Urban Hiking is at once an act of desperation, and a celebration of place. I am finding more and more in my life that the experience of one is necessary for the existence of the other.
Urban Hiking is a response to the city.
It is a reclaiming of the tucked away spaces within a metropolitan area that are hidden, These places are everywhere, and often connected with one another, They are where you will hear birds singing. Some of them are catalogued and associated with an official public space, and others are hidden, and known only (if at all) by the people whose fenced off yards sequester their space from that space.
Urban Hiking, like skateboarding, is about taking back the wilderness. The invisibility of this wilderness to most of the population makes it special. In a place where asphalt and cars and buildings seamlessly meet one another, and where every square foot of space is owned by some entity, Urban Hiking is about survival. Survival of the plants and animals who call those spaces home, and survival of the few humans who need to know themselves in a natural context even as city dwellers.
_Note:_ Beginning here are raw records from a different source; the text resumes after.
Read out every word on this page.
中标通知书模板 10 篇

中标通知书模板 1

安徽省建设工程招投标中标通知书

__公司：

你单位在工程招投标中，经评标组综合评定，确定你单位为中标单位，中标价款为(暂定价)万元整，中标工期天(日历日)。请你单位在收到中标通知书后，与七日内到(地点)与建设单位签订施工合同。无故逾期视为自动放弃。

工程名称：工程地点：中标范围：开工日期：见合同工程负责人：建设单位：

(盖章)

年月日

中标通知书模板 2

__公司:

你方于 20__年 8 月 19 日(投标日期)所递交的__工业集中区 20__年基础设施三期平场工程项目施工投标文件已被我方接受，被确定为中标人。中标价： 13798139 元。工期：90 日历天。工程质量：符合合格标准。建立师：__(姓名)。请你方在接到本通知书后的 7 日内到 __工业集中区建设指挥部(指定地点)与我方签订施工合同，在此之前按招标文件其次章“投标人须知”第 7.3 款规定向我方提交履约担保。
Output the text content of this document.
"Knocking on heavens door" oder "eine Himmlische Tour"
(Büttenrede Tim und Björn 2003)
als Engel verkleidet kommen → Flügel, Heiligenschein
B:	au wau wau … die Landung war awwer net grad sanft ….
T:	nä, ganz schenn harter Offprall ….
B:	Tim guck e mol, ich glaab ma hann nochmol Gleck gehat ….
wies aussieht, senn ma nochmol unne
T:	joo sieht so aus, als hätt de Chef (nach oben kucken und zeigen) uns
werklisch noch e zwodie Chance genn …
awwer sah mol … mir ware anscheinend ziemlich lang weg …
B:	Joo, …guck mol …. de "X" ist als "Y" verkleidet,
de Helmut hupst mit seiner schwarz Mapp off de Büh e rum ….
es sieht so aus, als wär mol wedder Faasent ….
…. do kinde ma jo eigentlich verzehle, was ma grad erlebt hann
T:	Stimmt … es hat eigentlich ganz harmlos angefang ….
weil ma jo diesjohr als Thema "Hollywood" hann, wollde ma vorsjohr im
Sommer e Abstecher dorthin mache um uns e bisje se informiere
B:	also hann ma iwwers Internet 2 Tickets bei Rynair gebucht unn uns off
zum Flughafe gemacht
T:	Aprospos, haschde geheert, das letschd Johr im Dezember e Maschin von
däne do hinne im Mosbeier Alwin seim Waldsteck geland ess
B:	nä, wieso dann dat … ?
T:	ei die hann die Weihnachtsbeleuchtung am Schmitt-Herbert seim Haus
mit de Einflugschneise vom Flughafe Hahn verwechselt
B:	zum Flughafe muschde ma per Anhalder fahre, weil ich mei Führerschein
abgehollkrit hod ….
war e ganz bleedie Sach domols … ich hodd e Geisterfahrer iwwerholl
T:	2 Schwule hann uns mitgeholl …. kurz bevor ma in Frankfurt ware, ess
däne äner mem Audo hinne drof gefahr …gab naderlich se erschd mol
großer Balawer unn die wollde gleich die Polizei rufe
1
These spaces often have trails - some better worn than others. They often run under larger city street bridges, under which some of the homeless population finds shelter, and through which graffiti artists have etched out a hidden trail of art known about only by themselves and the homeless who live in their galleries.
Some of the trails begin behind city parks, some of them on 'private land'. Some of them begin beside a softball field, or behind a shopping center, and others begin in between houses, or past industrial brown fields. They are sometimes paved, and more often traced by trails that are almost imperceptible unless you know what to look for.
What will follow are vignettes that will traverse these spaces. My interest is to encourage the more adventurous to walk these trails, and to find their own. It is also to demonstrate to the less adventurous that there is a wilderness nearby, and to soften their urban concerns with the knowledge that freedom often exists is just around the corner.